Delta certainly has attracted its share of drama recently, from its very public scuffle with the Middle Eastern carriers, to the so-called “Battle for Seattle,” where Delta is trying to forge a hub presence in the Northwest at the expense of its former ally, Alaska Airlines.
Now there’s some very juicy drama involving Delta out of Dallas Love Field. Get your popcorn!
For decades, Dallas’ in-city airport, Love Field, had been operationally restrained by a combination of regional politics and American Airlines lobbyists. Until October 2014, flights out of Love Field could only serve destinations in Texas and immediately neighboring states, limiting the usefulness of the airport for all but extra-short-haul trips.
With the full repeal of governmental restrictions (the Wright Amendment) in October, however, Love Field suddenly became very hot property, given that DFW Airport is much, much further from the Dallas city center.
Under the Wright Amendment, Southwest Airlines had built itself an efficient and powerful fortress hub at Love. With the repeal, Dallas-based Southwest saw Love as an even bigger boon: now it could potentially use its home city as a hub for flights to a huge array of domestic destinations.
Southwest claims the better part of 18 of the 20 gates at Love Field. The other 2 had initially been leased by American Airlines. Even though Delta had actually been using those two American gates for years through a sublease agreement with American Airlines, the Department of Justice forced American to give up its right to the gates (and, by extension, Delta’s) to Virgin America following the Department of Justice’s intervention after American’s merger with US Airways. Delta had vied for these two gates, but its interest was denied by the DOJ because Delta, unlike Virgin America, was not a “low cost carrier.”
Here’s where the drama heats up.
Southwest actually has a primary lease on only 16 of the 20 gates at Love. United (from its Continental days) had 2 gates. United entered into a gate-sharing agreement with Delta to share the use of one gate for 5 daily nonstops between Dallas-Love and Atlanta. That agreement expires July 6, 2015.
However, once United stopped actually flying to and from Love Field, Southwest Airlines petitioned the City of Dallas (which owns Love Field) to let Southwest sublease the United gates. Remarkably (or, cynically, perhaps unremarkably), the City of Dallas agreed without offering the gates to any other carrier.
So, until July 6, 2015 — the United-Delta agreement controlling the shared use of the gate even with Southwest being the operator — Delta and Southwest share one gate at Love Field.
And July 6 is coming up quickly. Southwest isn’t interested in the extra competition, and has demanded $30 million from Delta for the right to share a gate at Love Field for the Atlanta-Dallas flights.
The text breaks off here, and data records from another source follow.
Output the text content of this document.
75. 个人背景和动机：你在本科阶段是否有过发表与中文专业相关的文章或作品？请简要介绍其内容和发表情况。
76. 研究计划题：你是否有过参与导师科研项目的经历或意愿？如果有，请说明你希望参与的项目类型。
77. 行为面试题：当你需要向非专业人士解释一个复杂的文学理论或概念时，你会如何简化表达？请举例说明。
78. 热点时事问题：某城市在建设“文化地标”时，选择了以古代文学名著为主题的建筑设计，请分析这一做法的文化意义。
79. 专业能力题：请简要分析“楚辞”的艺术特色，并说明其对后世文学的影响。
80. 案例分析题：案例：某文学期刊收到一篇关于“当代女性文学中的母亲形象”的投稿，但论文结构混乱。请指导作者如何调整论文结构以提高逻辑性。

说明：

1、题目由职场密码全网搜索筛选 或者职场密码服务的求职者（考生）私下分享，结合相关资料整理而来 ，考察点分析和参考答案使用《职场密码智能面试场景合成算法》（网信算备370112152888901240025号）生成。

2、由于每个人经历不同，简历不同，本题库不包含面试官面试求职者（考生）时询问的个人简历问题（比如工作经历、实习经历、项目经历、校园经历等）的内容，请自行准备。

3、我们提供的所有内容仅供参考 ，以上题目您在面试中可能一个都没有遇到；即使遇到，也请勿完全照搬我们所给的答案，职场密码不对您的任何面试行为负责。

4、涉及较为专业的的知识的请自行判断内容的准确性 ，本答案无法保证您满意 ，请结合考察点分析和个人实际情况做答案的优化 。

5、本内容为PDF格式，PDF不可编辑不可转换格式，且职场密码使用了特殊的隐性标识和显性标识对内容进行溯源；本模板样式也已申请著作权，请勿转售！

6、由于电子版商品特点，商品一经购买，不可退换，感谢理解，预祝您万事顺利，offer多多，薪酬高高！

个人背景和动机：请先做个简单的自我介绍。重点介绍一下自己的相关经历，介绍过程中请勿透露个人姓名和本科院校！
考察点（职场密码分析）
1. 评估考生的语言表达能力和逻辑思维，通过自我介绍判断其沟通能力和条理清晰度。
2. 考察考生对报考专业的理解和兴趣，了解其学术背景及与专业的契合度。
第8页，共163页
Delta, meanwhile, has gone to the Department of Transportation and gotten a letter dated June 15, 2015 which instructs the City of Dallas that it has a “legal obligation” to reasonably accommodate Delta at Love Field.
Delta has also notified the City of Dallas that it will bring a lawsuit to keep its gates at Love.
As the drama unfurls, Delta has announced its intentions to keep operating at Love Field, and is selling tickets to and from Atlanta for dates on and after July 7.
Meanwhile, today Southwest Airlines has filed a lawsuit against Delta seeking an injunction, accusing Delta of trespassing on Southwest’s property.
To top it off, the City of Dallas has filed a lawsuit naming Delta, Southwest and the Federal Government in an attempt to have a court figure out exactly what the City’s obligations are respecting Delta and Southwest.
Delta loves a good war, doesn’t it? Actually, where in the past Delta’s battles could have arguably painted the carrier as a bit of a bully, here it appears Delta is the David against the longstanding Dallas/Southwest Goliath.
There’s no denying that Southwest Airlines has a very cozy relationship with the City of Dallas, where the airline is headquartered. It seems awfully fishy to me that Southwest could legally control 18 of the 20 gates at Love Field with no bidding or appeals process available to other airlines.
It’s also rather perverse that a metropolitan area with two airports is essentially shackled to two airlines (to be fair, Virgin America uses Love as a “focus airport,” but there’s only so much focus you can offer with 2 gates). Texas seems to be one of those states that claims to love a free market, so you’d think the authorities would be willing to provide competitors an opportunity to give American and Southwest a run for their money.
Legally, the contract giving Delta shared access to the one gate at Love Field expires July 6, and there may be nothing Delta can do to demand access beyond getting the Feds involved. And Delta may be out of luck. However, if the DOJ and DOT do intervene and see Dallas’ and Southwest’s actions in violation of federal law, then there may just be hope for competition in Dallas yet.